Il campionario femminile biblico non manca di nessun tipo di donna. Vi troviamo anche il modello della donna assetata di potere, cinica, priva di umana compassione sia nelle parole sia nelle decisioni. Tra loro una molto famosa è Gezabele, sposa di Acab, re di Israele. Tale è la sua forza che suo marito sembra spesso un bamboccio il cui burattinaio – che non sta neppure troppo dietro le quinte – è proprio lei, la regina cananea. Non a torto molti esegeti ne accostano la figura a quella di Eva che senza fatica offerse e convinse suo marito a mangiare del frutto proibito in Paradiso. Con tutte le conseguenze del caso!

Un giorno l’ebreo Acab, che regnava in Samaria, si incapricciò di fronte ad una vigna che vedeva vicino al suo palazzo, sotto le sue finestre, e disse: ne voglio fare un orto! I re di Israele avevano certamente la loro parte di terra in godimento oltre ad avere il compito di far osservare la legge anche rispetto all’uso della terra, da parte di tutti i cittadini. L’orto a cui lui ambiva era davvero l’oggetto di un capriccio, di quel desiderio di superfluo che spesso morde l’animo dei potenti per dimostrare a sé stessi e al mondo come tutto sia a loro disposizione. 

Chi aveva, infatti, quella vigna neppure volendo avrebbe potuto alienarla. Poiché in Israele, nella terra promessa, Dio che era il vero, unico titolare di tutto, aveva voluto che ogni tribù avesse la sua parte che non poteva essere venduta né perduta per sempre. Ogni israelita era usufruttuario della terra e non padrone! Fedele al volere di Dio, il povero Nabot non volle vendere neppure per una cifra vantaggiosa la sua vigna al re. È allora che, mentre Acab se ne stava a letto rifiutandosi persino di mangiare – come fanno i bambini quando non riescono a spuntarla -, la moglie va da lui e gli dice: «Tu eserciti così la potestà regale su Israele? Àlzati, mangia e il tuo cuore gioisca. Te la farò avere io la vigna di Nabot di Izreèl! (1Re 21,7)». 

Gezabele ha un’idea di governante come di chi possa abusare dell’istituzione monarchica, utilizzando la stessa per dominare il popolo a suo proprio interesse. Ella manovra, allora, il re portandolo a sollevare accuse false contro il giusto Nabot e a condannarlo, con un processo pilotato, a una morte indegna. L’impassibile, violenta, arrogante regina cananea riusciva a intimorire persino il profeta Elia. Un profeta che non temette null’altro se non la persecuzione di Gezabele, pronta a dire menzogne, a commettere qualsiasi delitto pur di azzittire la voce che veniva da Dio, la sua parola di sapienza, giustizia e verità. 

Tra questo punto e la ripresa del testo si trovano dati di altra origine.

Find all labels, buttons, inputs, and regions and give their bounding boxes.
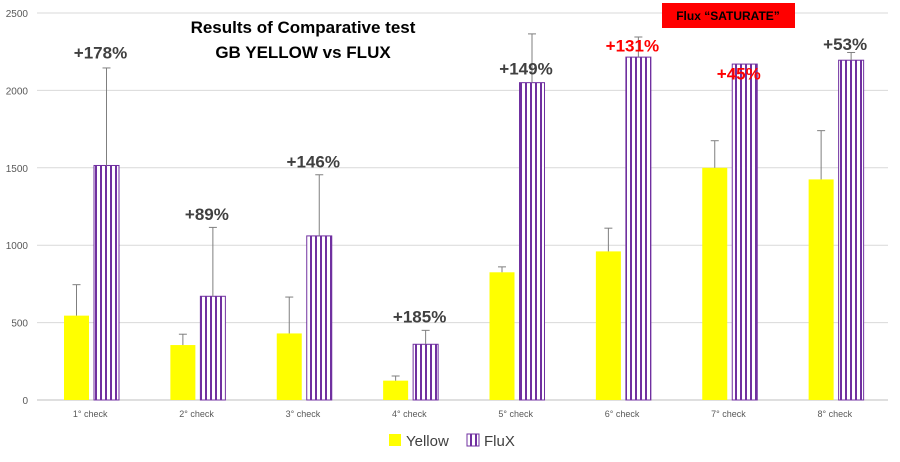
y-tick-label: 2000 <box>6 86 29 97</box>
percent-label: +146% <box>287 153 340 172</box>
legend: Yellow FluX <box>389 433 515 450</box>
y-tick-label: 1500 <box>6 164 29 175</box>
bar-flux <box>731 63 758 401</box>
bar-yellow <box>489 272 515 400</box>
bar-flux <box>199 295 226 401</box>
percent-label: +178% <box>74 43 127 62</box>
bar-yellow <box>64 315 89 400</box>
x-tick-label: 7° check <box>711 409 746 419</box>
y-tick-label: 2500 <box>6 9 29 20</box>
saturate-box <box>662 3 795 28</box>
saturate-annotation: Flux “SATURATE” <box>662 3 795 28</box>
bar-yellow <box>808 179 834 400</box>
bar-yellow <box>595 251 621 400</box>
bar-flux <box>306 235 333 401</box>
bar-flux <box>412 343 439 401</box>
percent-label: +131% <box>606 37 659 56</box>
error-bars <box>72 33 856 381</box>
x-tick-label: 5° check <box>498 409 533 419</box>
percent-label: +89% <box>185 205 229 224</box>
y-tick-label: 0 <box>22 396 28 407</box>
bar-flux <box>519 82 545 401</box>
chart-title: Results of Comparative test <box>191 18 416 37</box>
bar-flux <box>625 56 652 401</box>
chart-subtitle: GB YELLOW vs FLUX <box>215 43 391 62</box>
percent-label: +185% <box>393 307 446 326</box>
bar-yellow <box>276 333 302 400</box>
bar-yellow <box>702 167 728 400</box>
percent-labels: +178% +89% +146% +185% +149% +131% +45% +53% <box>74 35 867 326</box>
percent-label: +53% <box>823 35 867 54</box>
legend-swatch-yellow <box>389 434 401 446</box>
y-tick-label: 500 <box>11 319 28 330</box>
x-tick-label: 2° check <box>179 409 214 419</box>
axis-ticks: 0 500 1000 1500 2000 2500 1° check 2° check 3° c… <box>6 9 853 419</box>
x-tick-label: 8° check <box>818 409 853 419</box>
x-tick-label: 6° check <box>605 409 640 419</box>
x-tick-label: 1° check <box>73 409 108 419</box>
x-tick-label: 3° check <box>286 409 321 419</box>
bar-yellow <box>170 345 196 400</box>
percent-label: +45% <box>717 64 761 83</box>
bars <box>64 56 865 401</box>
bar-flux <box>838 59 865 401</box>
percent-label: +149% <box>499 60 552 79</box>
saturate-label: Flux “SATURATE” <box>676 9 780 23</box>
y-tick-label: 1000 <box>6 241 29 252</box>
bar-flux <box>93 164 120 401</box>
bar-yellow <box>383 380 409 400</box>
legend-label-flux: FluX <box>484 433 515 450</box>
legend-label-yellow: Yellow <box>406 433 449 450</box>
x-tick-label: 4° check <box>392 409 427 419</box>
legend-swatch-flux <box>466 433 480 447</box>
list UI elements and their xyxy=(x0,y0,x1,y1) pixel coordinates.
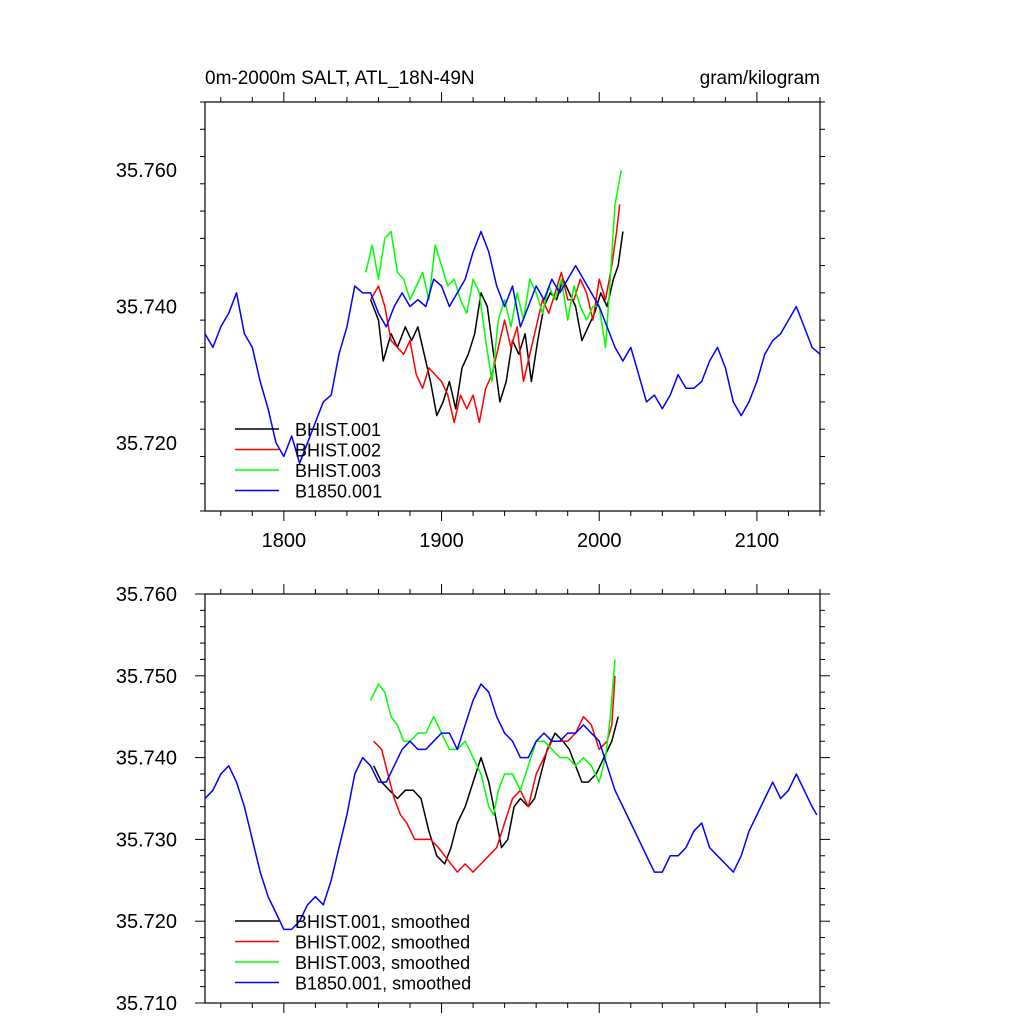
legend-label: BHIST.003 xyxy=(295,461,381,481)
legend-label: BHIST.001, smoothed xyxy=(295,912,470,932)
series-line-bhist-002-smoothed xyxy=(373,675,616,873)
legend-label: B1850.001, smoothed xyxy=(295,974,471,994)
x-tick-label: 1800 xyxy=(262,530,307,552)
legend-label: B1850.001 xyxy=(295,482,382,502)
y-tick-label: 35.740 xyxy=(116,748,177,770)
chart-panel-1: 1800 1900 2000 2100 35.720 35.740 35.760 0m-200… xyxy=(116,68,825,552)
y-tick-label: 35.740 xyxy=(116,297,177,319)
legend-label: BHIST.003, smoothed xyxy=(295,953,470,973)
series-line-b1850-001-smoothed xyxy=(205,683,818,931)
y-tick-label: 35.720 xyxy=(116,911,177,933)
legend-label: BHIST.002 xyxy=(295,441,381,461)
x-tick-label: 1900 xyxy=(419,530,464,552)
chart-panel-2: 35.710 35.720 35.730 35.740 35.750 35.760 BHIS… xyxy=(116,584,830,1015)
legend-label: BHIST.002, smoothed xyxy=(295,933,470,953)
y-tick-label: 35.710 xyxy=(116,993,177,1015)
series-line-b1850-001 xyxy=(205,230,820,465)
series-line-bhist-002 xyxy=(369,204,621,424)
legend-label: BHIST.001 xyxy=(295,420,381,440)
plot-frame xyxy=(204,101,821,512)
series-line-bhist-001 xyxy=(369,231,624,417)
y-tick-label: 35.730 xyxy=(116,829,177,851)
series-line-bhist-001-smoothed xyxy=(373,716,619,865)
series-line-bhist-003-smoothed xyxy=(369,659,616,816)
y-tick-label: 35.760 xyxy=(116,160,177,182)
chart-units-label: gram/kilogram xyxy=(700,68,820,89)
series-line-bhist-003 xyxy=(365,170,623,383)
y-tick-label: 35.720 xyxy=(116,433,177,455)
y-tick-label: 35.760 xyxy=(116,584,177,606)
x-tick-label: 2100 xyxy=(735,530,780,552)
x-tick-label: 2000 xyxy=(577,530,622,552)
y-tick-label: 35.750 xyxy=(116,666,177,688)
chart-title: 0m-2000m SALT, ATL_18N-49N xyxy=(205,68,475,89)
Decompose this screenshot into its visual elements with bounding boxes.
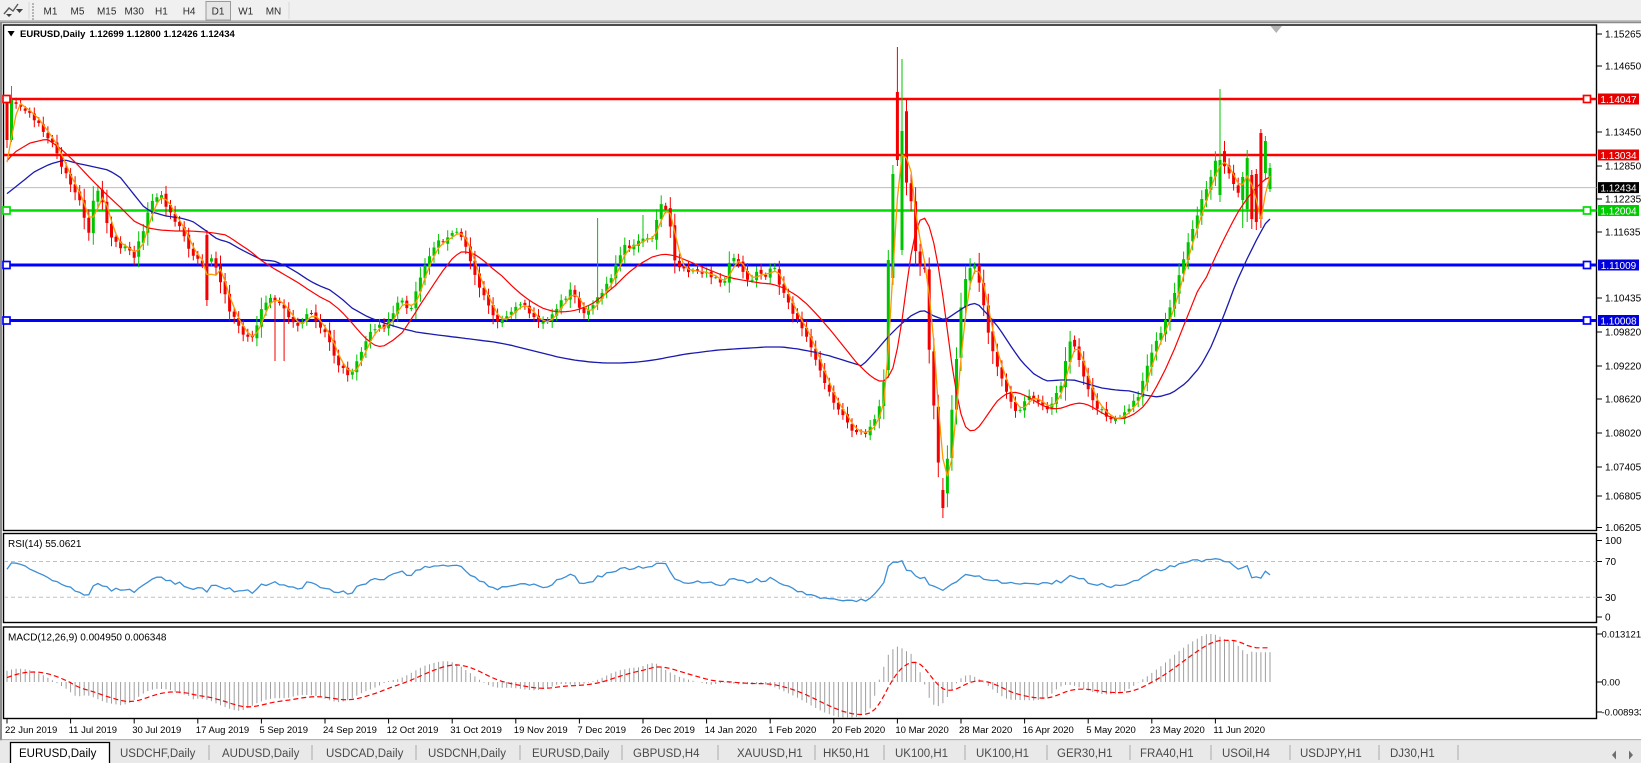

Elia, che non aveva temuto il conflitto con le centinaia di profeti mandati da Gezabele, ebbe paura, però, di lei, del suo cuore duro, al punto che scappò sul monte Oreb chiedendo a Dio di farlo morire. Tanto l’uomo di Dio dovette temere la malvagia determinazione di questa donna! Ma questo modello che oggi sarebbe, forse, ammirato e celebrato da molti, non godeva che di disprezzo al suo tempo almeno secondo la Scrittura. 

Il lungo racconto di Gezabele finisce, infatti, con la sconfitta di questa regina esaltata dal potere, che si mostrava più cattiva, più “virile” di suo marito, il re di Samaria. Sarà per prima la storia a giudicarla, quella del suo stesso Paese che lei depredava mentre Elia, il profeta perseguitato, nutriva restituendogli la pioggia e, quindi, la pace e il benessere economico. E lei che aveva abbandonato ai cani il cadavere del povero Nabot finì per essere divorata dai cani «nel campo di Izreèl» (1Re 21,23).